Parameter | Danish AAI vs. VVI |
CTOPP | Extended CTOPP |
MOST | DANPACE AAIR vs. DDDR |
---|---|---|---|---|---|
Number | 225 | 2568 | 2568 | 2050 | 1415 |
Age (yr) | 75 ± 17 | 73 ± 10 | 73 ± 10 | 74 (67-80) | 73 ± 11 |
Pacing indication | SND-AAI | All pacemaker patients | All pacemaker patients | SND | SND-AAI |
Follow-up (yr) | 5.5 | 3.1 | 6.4 | 2.7 | 5.4 |
Pacing modes | AAI vs. VVI | Physiologic vs. VVIR | Physiologic vs. VVIR | DDDR vs. VVIR | AAIR vs. DDDR |
AF risk (%/yr) | 4.1 vs. 6.6 | 5.3 vs. 6.3 | 4.5 vs. 5.7 | 7.9 vs. 10.0 | 5.2 vs. 4.4 |
Relative risk reduction/(increase * ) (%) | 46 | 18 | 20 | 21 | ↑24 * |
P-value | 0.012 | 0.05 | 0.009 | 0.008 | 0.024 |
* The risk of AF was increased in the AAIR group in DANPACE.

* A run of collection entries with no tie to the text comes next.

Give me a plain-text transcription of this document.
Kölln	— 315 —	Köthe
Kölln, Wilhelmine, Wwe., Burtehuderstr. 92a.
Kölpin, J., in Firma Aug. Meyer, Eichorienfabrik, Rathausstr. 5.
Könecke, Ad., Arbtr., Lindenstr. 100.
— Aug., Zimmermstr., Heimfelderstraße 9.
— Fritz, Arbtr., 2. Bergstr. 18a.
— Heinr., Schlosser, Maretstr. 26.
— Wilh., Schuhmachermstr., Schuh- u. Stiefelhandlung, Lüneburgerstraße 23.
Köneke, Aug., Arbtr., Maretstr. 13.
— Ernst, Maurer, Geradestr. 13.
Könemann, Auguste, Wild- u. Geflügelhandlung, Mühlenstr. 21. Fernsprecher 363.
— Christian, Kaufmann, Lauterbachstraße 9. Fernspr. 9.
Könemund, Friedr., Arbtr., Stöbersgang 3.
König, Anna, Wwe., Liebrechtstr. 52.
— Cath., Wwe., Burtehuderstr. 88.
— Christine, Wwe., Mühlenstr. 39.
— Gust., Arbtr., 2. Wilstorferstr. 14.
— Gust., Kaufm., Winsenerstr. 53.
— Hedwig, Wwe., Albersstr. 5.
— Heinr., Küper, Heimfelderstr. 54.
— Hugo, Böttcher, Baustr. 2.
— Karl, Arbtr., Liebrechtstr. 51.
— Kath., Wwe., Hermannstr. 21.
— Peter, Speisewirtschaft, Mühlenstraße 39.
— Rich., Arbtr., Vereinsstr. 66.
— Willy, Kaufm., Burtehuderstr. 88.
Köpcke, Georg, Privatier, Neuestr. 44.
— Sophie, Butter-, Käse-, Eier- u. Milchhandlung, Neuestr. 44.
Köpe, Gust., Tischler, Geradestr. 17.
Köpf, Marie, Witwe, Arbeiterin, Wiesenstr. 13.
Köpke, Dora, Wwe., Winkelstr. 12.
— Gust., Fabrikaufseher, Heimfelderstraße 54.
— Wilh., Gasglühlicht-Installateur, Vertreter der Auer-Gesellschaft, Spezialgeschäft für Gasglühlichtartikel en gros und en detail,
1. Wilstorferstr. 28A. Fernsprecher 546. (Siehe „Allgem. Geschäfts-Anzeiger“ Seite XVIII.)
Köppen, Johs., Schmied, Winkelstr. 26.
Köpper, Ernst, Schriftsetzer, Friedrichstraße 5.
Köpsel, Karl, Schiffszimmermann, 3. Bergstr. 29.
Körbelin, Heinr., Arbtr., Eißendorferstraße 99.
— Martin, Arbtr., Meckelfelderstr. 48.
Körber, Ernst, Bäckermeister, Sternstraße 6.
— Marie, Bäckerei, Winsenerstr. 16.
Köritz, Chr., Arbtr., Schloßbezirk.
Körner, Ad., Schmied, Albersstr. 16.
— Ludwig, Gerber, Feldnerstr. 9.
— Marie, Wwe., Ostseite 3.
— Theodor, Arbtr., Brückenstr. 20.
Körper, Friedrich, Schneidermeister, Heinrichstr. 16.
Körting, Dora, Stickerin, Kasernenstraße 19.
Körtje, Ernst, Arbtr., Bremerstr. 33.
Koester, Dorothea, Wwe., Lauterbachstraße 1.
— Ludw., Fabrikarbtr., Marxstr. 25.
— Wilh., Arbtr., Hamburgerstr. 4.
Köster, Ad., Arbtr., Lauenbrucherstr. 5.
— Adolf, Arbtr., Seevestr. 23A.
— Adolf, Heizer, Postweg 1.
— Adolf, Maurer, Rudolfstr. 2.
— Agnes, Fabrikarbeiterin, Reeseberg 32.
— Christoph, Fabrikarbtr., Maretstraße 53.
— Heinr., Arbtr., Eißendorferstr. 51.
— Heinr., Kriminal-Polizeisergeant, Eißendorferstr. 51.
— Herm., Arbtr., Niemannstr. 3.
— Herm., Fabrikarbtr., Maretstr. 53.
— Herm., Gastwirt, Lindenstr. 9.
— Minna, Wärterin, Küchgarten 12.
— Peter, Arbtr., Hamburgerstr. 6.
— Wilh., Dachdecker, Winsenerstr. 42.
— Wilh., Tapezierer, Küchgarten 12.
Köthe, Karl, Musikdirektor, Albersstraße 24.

The DANPACE investigators reported that paroxysmal AF occurred more frequently in the group randomized to AAIR compared with the group randomized to DDDR pacing (HR = 1.27; 95% CI = 1.03-1.56; P = 0.024; see Fig. 13-5 ). However, the incidence of persistent/permanent AF was similar between the pacing groups (HR = 1.02; 95% CI = 0.74-1.39; P = 0.93). The risk of developing AF in the AAIR group was associated with a longer PQ interval and not with cumulative percentage atrial or ventricular pacing.
In the CTOPP population, the number needed to treat to prevent any AF over 10 years was nine patients. In the MOST population, the number needed to treat to prevent permanent AF in patients with SND over 3 years was nine patients. Although atrial- or dual-chamber-based pacing may be a cost-effective therapy for the prevention of AF, to date, no study has shown that prevention of AF in patients with SND translates into a substantial clinical benefit, such as improved quality of life, improved functional capacity, or reduction in hospitalization or health care utilization.